Back to Datahub

Dbt Pre

metadata-ingestion/docs/sources/dbt/dbt_pre.md

1.5.0.312.1 KB
Original Source

Overview

The dbt module ingests metadata from Dbt into DataHub. It is intended for production ingestion workflows and module-specific capabilities are documented below.

Query Entities from dbt Meta

DataHub can ingest Query entities from the meta.queries field in your dbt models. This allows you to document "blessed" or commonly-used query patterns directly in dbt and surface them in DataHub's Queries tab for easy discovery and reuse by your team.

Config Options:

yaml
source:
  type: dbt
  config:
    manifest_path: target/manifest.json
    # Control Query entity emission (default: YES)
    entities_enabled:
      queries: "NO" # or "YES" (default), "ONLY"
    # Limit queries per model (default: 100, set 0 for unlimited)
    max_queries_per_model: 100

:::note Integration with Warehouse Query Ingestion

If you're also using warehouse query ingestion (e.g., Snowflake usage, BigQuery audit logs), dbt-emitted queries will coexist with warehouse-discovered queries in the Queries tab. They're differentiated by source: dbt queries have source: MANUAL while warehouse queries typically have source: SYSTEM.

:::

How to Configure

The meta.queries field is defined in your dbt model's properties file (e.g., schema.yml, models.yml, or any .yml file in your dbt project). When you run dbt docs generate or dbt compile, this metadata is included in the manifest.json file, which DataHub then ingests.

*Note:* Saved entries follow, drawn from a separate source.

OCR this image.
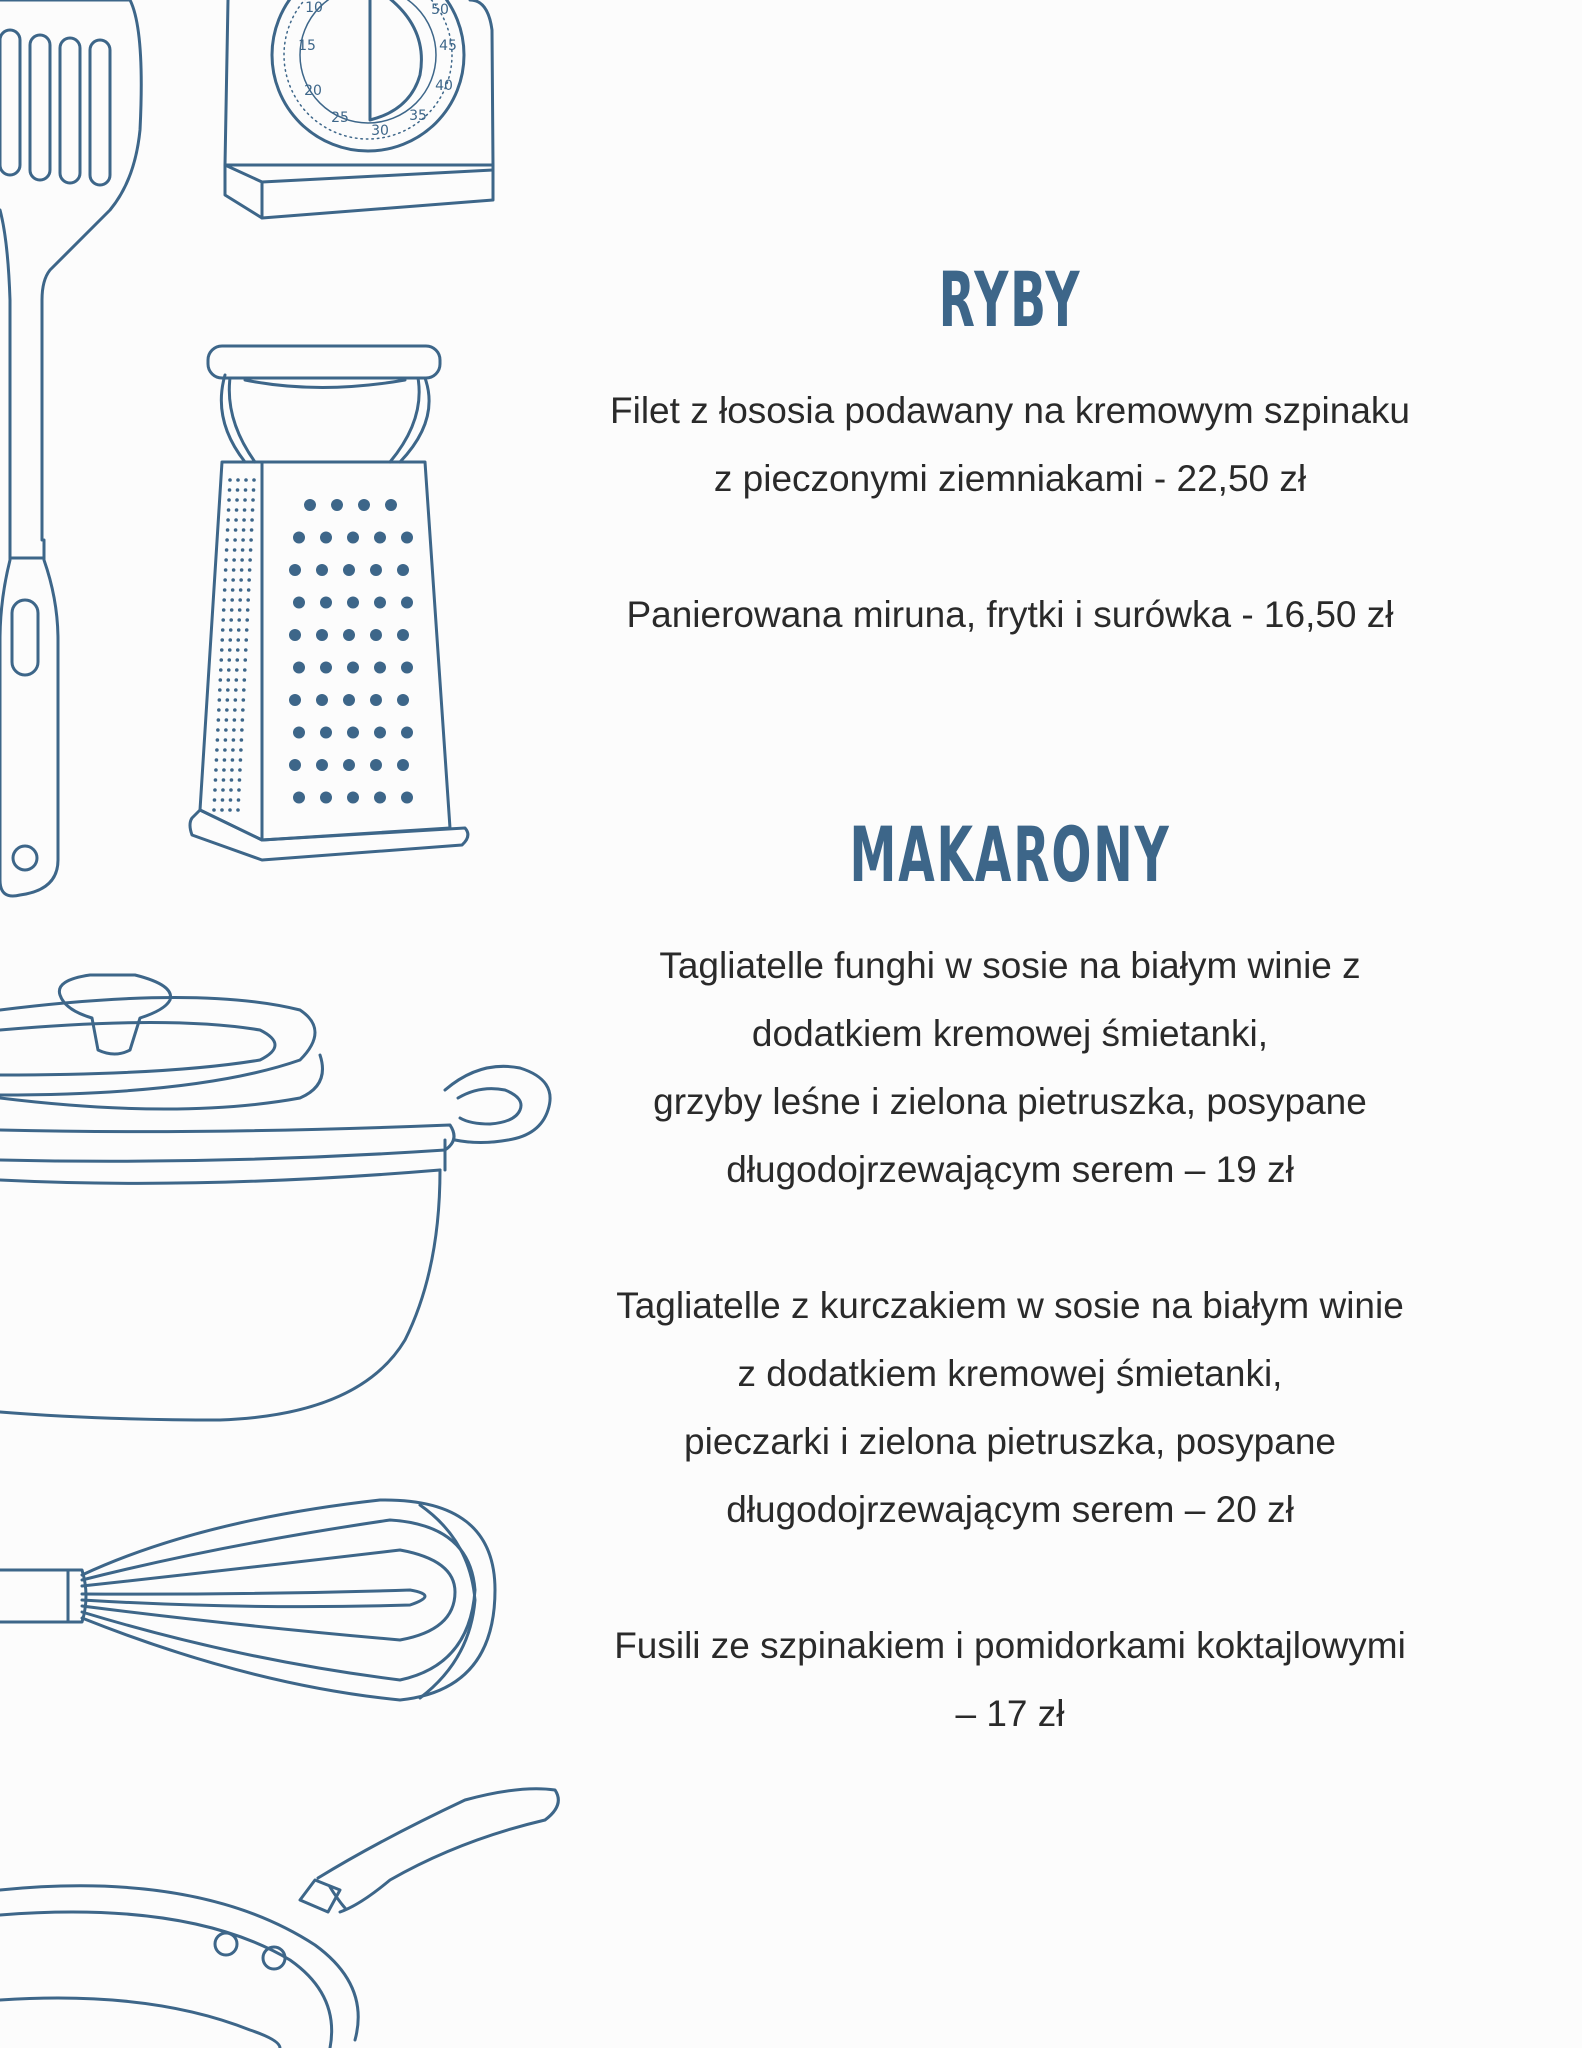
10
15
20
25
30
35
40
45
50
RYBY
Filet z łososia podawany na kremowym szpinaku
z pieczonymi ziemniakami - 22,50 zł
Panierowana miruna, frytki i surówka - 16,50 zł
MAKARONY
Tagliatelle funghi w sosie na białym winie z
dodatkiem kremowej śmietanki,
grzyby leśne i zielona pietruszka, posypane
długodojrzewającym serem – 19 zł
Tagliatelle z kurczakiem w sosie na białym winie
z dodatkiem kremowej śmietanki,
pieczarki i zielona pietruszka, posypane
długodojrzewającym serem – 20 zł
Fusili ze szpinakiem i pomidorkami koktajlowymi
– 17 zł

Add queries to your model's meta field in your dbt properties file:

yaml
# models/schema.yml or models/customers.yml
version: 2

models:
  - name: customers
    description: "Customer dimension table"
    meta:
      queries:
        - name: "Active customers (30d)"
          description: "Customers active in the last 30 days"
          sql: |
            SELECT *
            FROM {{ ref('customers') }}
            WHERE active = true
              AND last_seen > CURRENT_DATE - INTERVAL '30 days'
          tags: ["production", "analytics"]
          terms: ["CustomerData", "Engagement"]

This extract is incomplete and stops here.